The second layer of violin compliments the first layer. The second layer is best heard from :07 to :14, when the first layer is holding its note. From :08 to :10, I can’t help but see a mother’s hand beckoning, can’t help seeing a mother goose motioning with its wing at a wayward duckling. To me the violin from :08 to :10 sounds like it’s saying “hurry home; hurry, hurry home”. And I don’t just mean metaphorically: I hear those words. That cadence, that pitch produces those words. It’s the mother violin. It’s a voice from singer’s past, beckoning him back to the right path.
After this soothing introduction is a series of developments that suggest transformation from despair to hope. At :19, we hear the queasy guitar lead melody from “Don’t Get Lost in Heaven”, except now it is a soulful, soothing vocal.
At the same time, we hear a guitar fuzz that lets off at :23. That fuzz comes back at :26, then lets off again. Then comes back at :35 and sustains itself. To me that fuzz is tension, it’s the tension of a limp hand making a fist, and then going limp, making a fist and then letting go, and then finally, making a fist and holding it. The song is fighting again.
The best touch is at :23. A disturbing howl sounds, reverberates underground, gets drawn out, until finally, at :30, it transforms into the choir, into something pure and declarative.
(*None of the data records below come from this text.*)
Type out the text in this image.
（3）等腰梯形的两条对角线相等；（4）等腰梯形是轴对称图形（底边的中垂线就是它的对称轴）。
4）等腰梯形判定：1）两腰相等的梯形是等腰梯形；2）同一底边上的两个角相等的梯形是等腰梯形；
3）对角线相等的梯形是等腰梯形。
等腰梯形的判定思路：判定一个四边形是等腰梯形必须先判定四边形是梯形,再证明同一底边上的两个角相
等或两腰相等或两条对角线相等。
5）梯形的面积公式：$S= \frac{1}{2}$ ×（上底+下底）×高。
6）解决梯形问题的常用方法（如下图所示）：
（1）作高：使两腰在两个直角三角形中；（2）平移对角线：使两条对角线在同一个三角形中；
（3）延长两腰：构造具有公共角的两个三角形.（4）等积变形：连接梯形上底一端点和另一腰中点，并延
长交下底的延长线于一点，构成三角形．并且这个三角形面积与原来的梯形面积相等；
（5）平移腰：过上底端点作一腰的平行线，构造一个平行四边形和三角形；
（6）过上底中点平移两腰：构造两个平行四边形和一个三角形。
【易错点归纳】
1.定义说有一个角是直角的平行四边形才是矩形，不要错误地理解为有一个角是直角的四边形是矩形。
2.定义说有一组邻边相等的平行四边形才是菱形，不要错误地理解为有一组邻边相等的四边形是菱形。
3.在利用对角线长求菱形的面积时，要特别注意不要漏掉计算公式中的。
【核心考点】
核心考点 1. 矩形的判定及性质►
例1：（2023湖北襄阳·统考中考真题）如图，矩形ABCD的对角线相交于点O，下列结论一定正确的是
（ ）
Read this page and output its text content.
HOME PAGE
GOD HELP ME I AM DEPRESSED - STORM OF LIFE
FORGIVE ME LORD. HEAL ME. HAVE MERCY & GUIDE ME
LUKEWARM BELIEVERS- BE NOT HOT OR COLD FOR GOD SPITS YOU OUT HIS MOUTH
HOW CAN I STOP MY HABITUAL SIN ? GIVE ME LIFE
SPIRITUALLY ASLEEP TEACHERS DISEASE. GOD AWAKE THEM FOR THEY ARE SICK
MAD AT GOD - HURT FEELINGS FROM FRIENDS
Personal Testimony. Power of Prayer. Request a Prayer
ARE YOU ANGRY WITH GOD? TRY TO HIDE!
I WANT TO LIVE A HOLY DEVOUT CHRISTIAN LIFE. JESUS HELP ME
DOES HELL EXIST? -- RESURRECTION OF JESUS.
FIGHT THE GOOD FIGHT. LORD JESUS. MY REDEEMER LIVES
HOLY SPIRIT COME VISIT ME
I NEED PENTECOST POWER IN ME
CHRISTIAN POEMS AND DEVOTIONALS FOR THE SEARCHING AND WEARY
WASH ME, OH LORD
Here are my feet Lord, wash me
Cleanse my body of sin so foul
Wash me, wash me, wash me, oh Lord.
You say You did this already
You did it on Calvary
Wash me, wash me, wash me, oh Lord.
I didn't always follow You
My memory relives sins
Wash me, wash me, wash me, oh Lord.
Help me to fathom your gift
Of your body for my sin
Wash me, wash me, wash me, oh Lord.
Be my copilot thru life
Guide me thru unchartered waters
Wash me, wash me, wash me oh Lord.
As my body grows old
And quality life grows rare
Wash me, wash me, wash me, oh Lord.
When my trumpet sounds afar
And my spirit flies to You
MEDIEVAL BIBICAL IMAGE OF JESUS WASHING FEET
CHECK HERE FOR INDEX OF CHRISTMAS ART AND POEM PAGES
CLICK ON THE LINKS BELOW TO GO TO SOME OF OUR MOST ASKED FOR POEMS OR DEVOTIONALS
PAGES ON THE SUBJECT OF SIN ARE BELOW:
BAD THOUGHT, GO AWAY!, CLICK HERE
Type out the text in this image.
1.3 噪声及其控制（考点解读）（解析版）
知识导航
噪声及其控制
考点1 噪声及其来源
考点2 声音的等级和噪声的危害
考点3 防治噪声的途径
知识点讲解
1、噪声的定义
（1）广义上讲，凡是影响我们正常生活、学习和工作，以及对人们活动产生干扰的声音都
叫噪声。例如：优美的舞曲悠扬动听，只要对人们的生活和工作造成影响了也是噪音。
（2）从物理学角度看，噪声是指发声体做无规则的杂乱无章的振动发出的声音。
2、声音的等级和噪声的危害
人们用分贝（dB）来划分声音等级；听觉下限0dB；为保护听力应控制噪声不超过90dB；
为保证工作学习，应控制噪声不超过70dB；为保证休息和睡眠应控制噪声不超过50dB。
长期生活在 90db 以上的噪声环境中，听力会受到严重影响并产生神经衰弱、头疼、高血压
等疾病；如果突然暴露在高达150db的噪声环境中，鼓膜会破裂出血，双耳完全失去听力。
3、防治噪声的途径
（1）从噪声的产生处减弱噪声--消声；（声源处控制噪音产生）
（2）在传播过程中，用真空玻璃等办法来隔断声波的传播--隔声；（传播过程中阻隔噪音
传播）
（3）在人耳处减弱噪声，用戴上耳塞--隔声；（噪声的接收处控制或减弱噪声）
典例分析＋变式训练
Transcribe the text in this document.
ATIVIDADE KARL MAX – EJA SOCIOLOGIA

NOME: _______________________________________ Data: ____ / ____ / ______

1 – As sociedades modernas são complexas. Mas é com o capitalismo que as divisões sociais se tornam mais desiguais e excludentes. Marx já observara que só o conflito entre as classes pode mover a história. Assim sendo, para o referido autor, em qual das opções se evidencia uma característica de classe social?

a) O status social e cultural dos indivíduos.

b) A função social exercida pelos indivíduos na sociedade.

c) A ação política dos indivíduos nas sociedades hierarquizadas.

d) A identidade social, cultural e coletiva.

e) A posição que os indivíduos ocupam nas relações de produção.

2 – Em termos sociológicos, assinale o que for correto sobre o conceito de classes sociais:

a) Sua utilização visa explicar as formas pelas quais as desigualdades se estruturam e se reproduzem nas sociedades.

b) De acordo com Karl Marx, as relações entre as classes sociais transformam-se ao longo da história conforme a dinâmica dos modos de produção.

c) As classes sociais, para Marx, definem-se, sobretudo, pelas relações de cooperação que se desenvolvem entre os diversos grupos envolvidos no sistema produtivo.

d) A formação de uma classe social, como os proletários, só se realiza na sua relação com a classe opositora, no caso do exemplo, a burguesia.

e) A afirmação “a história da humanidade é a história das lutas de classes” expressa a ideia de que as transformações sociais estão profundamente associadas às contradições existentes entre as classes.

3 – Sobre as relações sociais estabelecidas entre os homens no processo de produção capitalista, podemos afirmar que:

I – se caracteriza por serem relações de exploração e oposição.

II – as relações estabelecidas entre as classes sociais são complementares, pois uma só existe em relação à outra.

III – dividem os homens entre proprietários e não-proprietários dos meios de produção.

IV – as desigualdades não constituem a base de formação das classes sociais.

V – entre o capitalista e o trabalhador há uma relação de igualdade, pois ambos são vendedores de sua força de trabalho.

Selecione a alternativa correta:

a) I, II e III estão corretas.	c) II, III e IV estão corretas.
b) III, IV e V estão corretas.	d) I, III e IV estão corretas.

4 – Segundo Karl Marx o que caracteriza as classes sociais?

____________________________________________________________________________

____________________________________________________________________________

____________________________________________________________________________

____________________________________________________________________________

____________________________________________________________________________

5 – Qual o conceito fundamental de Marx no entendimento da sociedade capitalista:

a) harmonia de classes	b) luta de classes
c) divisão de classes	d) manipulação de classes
This is the part that brings chills every time. It’s the song in a nutshell, transforming a disturbed, despondent howl into pure, strong, resilience. This resilience comes back at 1:23. It bolsters the singer, whose lyrics and melody are mixed, generally hopeful but oscillating a little, stringing together some hope and momentum at 1:10, but falling down a little after that, before it’s picked up by the choir at 1:23.
Then the song quiets down, and becomes a reggae hymn. If reggae’s not your thing, it might disappoint. But it still gets across the message, the journey of the singer from despair in “Don’t Get Lost in Heaven”, to some hard won, sober enlightenment in the first 2 minutes of “Demon Days”, to some less dramatic, sustainable ease in a better daily life that the pop reggae suggests.
He’s made it, transformed the Penderecki threnody to Bob Marley.
I know, from how this song feels, that its writer has despaired, but found a way to shift his perception. Not permanently, I bet. But he’s done it once, and he’ll do it again. Thank God for music.